Bio
Meredith Davis developed her leadership skills as an undergraduate at St. Mary’s College, where she served on search committees for Dean of Students and Director of Minority Affairs, student representative to the Faculty Senate, and Vice President on the Student Government Association Executive Board. After earning her M.A., Meredith went on to a career in education administration, beginning with the Office of Humanities in the Baltimore Board of Education, directing several programs in multicultural education and enhancing opportunities in institutions of higher education, to her current position as Associate Director, Office of Social Justice Education and LGBT Communities at Rutgers University. She has served as instructor or teaching assistant for courses on African American literature, Black political thought, and the Caribbean. Meredith is also a feminist poet who has performed her work in numerous venues.
Abstract
This dissertation explores the complex lives of African American men in Memphis, Tennessee (1925 – 2006), whose vocations and acts of courage afford alternative perspectives on Black masculinity. Comparing the Jim Crow, post-apartheid, and “postracial” eras.
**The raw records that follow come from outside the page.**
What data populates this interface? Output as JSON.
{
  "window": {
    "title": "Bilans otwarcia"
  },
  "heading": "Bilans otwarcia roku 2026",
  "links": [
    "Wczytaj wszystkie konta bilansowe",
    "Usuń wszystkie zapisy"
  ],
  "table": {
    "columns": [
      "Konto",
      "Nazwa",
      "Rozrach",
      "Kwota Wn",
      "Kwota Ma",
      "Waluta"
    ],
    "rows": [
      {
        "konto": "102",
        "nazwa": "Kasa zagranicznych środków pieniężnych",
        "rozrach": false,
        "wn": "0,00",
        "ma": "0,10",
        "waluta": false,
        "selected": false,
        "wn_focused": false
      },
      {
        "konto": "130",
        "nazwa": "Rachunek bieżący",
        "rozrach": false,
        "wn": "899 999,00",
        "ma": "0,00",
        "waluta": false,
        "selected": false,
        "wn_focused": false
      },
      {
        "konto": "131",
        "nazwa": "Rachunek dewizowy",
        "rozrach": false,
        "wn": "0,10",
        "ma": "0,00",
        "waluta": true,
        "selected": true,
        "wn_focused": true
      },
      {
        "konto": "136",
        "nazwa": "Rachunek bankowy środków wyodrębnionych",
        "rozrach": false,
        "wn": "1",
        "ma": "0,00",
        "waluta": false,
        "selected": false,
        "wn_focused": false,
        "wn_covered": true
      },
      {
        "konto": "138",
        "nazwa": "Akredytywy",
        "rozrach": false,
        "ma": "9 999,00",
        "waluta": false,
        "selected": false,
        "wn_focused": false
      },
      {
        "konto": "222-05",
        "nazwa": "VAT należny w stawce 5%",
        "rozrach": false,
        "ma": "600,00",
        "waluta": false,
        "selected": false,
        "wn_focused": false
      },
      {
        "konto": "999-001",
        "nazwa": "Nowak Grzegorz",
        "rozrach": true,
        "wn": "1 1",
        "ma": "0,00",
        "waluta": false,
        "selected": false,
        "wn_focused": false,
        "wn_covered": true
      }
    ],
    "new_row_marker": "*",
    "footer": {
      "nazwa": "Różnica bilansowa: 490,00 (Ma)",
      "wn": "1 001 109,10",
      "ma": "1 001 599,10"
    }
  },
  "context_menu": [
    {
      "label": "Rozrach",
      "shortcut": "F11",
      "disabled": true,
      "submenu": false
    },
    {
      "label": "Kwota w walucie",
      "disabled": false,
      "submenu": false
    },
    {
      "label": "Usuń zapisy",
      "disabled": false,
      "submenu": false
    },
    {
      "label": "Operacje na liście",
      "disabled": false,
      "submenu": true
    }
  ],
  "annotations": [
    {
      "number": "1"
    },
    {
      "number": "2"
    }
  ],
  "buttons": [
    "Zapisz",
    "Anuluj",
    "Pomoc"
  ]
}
The project documents institutional and socially-sanctioned racism over the course of a century in the U.S. south. Crafting an interdisciplinary methodology that encompasses archival investigations, critical race and gender theories, and analysis of visual culture, I conduct case studies of the heroism of dockhand Tom Lee, the Sanitation Workers Strike of 1968, and the depiction of twenty-first century urban life in Hustle and Flow to disrupt pernicious and pervasive stereotypes of Black men. I demonstrate how a culture of emasculation generated practices of subjugation and systemic oppression, which operated over time and through changing modes of employment and economic dispossession to produce Black men as racialized and gendered subjects. I also illuminate Black men’s creative resistance to these modes of subjugation, identifying diverse means devised by Black men who struggled against great odds to build lives of dignity and win public respect.